When I committed to her however, she turned off. I had thought at times the intensity of her love was not so much a con but still a sort of case in favor of. Prior to her pregnancy with Terra and our moving in together finally, Faith was as passionate a lover as I could imagine. When we settled in and nested a dark rain cloud moved in front of the sun of our affections for good. It was pregnancy. It was her body post pregnancy. It was another pregnancy. It was her body post another pregnancy. It was the IUD. It was chemical changes. Until finally it was over.
And my biggest regret is my response to that winter that overcame our love. As an insecure, emotional child, I matched the affections she withheld from me by returning in kind. If I was committed to working on that relationship to make it work, to help it work, I would have behaved differently. I would have loved when I felt unloved. I would have talked about it but not like a petulant child who has had his favorite toy taken away but as a lover and partner in life who wants to add to the other person's life. I should have wanted her to be happier. If I had behaved differently perhaps the arctic frost of our dismay could have melted. I was selfish instead. It was about me and my ego. I was hurt and if she was going to behave that way, remove the love from our lives, then in my eternal quest for balance, (my highest value,) I was obligated to refrain from affection as well.
Every once in a great while I used to try to sit down with Faith and talk about us. I suggested a few times we should have a "state of the union," conversation every New Year's Day to talk about where we were, how we felt, what we wanted, and how we could improve. Yes, yearly was just about how often I wanted to work on this thing. The other 364 days I just wanted to be injured and passive aggressive perhaps so that I could have my old life back.
I am a toad, you know. In some ways. At the same time I can forgive myself, too. I had no examples of really good, functioning relationships growing up. I am conditioned and while I do strive to be a better me, I am imperfect, (like a toad, I suppose.)
Now it is time to move forward. Faith and I have children to raise. We will be connected through them for many years to come and it is to us to set examples. When the relationship was falling apart outwardly and we sought therapy briefly, how to go through a divorce in the best possible way for the children became the essence of our therapy. We spent no time talking about how the relationship might improve. Have we followed through on any of that planning? It is hard to know. I know we try.
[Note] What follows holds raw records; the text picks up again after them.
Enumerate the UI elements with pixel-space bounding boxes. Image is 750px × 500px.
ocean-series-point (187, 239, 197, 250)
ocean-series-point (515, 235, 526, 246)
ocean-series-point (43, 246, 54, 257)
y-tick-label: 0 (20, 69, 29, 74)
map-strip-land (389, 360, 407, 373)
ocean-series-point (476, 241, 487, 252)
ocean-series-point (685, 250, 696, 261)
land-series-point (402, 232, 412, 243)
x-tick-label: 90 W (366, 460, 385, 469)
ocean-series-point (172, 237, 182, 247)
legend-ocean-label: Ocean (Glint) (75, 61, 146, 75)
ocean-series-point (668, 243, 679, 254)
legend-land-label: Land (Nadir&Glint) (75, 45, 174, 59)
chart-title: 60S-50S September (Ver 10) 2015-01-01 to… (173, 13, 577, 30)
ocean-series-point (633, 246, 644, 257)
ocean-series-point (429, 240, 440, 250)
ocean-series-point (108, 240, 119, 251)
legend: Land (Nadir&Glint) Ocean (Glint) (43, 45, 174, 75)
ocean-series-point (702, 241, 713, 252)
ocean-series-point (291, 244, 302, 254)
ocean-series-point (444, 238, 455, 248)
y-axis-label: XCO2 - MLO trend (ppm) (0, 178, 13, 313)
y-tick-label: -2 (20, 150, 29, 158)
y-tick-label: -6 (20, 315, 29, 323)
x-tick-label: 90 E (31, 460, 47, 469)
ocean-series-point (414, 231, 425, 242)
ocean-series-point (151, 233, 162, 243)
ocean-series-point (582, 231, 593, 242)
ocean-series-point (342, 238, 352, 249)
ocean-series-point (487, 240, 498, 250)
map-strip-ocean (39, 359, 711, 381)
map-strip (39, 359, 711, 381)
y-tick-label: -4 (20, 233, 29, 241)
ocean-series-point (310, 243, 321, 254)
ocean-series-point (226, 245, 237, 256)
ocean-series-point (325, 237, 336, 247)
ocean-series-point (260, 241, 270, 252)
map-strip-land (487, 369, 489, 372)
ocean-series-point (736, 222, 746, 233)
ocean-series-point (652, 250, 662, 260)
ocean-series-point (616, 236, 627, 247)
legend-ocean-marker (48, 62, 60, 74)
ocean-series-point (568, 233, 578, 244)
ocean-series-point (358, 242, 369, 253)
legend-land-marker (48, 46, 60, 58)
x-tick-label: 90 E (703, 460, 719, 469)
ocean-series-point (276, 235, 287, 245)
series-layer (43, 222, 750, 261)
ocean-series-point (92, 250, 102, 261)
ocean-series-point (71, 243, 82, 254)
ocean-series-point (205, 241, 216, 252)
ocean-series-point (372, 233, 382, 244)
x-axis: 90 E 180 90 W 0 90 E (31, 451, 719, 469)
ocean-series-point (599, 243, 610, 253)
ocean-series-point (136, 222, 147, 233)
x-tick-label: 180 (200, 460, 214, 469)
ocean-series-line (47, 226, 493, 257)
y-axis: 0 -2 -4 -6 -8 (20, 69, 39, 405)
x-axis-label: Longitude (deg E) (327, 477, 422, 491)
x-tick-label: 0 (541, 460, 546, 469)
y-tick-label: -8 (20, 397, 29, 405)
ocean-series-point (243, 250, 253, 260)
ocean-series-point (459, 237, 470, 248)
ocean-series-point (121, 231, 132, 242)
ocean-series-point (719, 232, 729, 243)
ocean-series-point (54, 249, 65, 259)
I hope Faith finds love again. I want her to have it good. I think she is a better mother when she is happy and while I worry about who might end up being around my kids, if someone came along and made her happy I know Terra and Mark would benefit greatly.
I don't know if I want to find love again. I know I love and I know I am best when I love. I certainly like the idea of giving to someone selflessly as one does when they are in love. Presently I am comfortable with just working on getting better at what I have going on in my life. I want to be better as a Father, as an employee and as a Manager, as a friend, and as a person.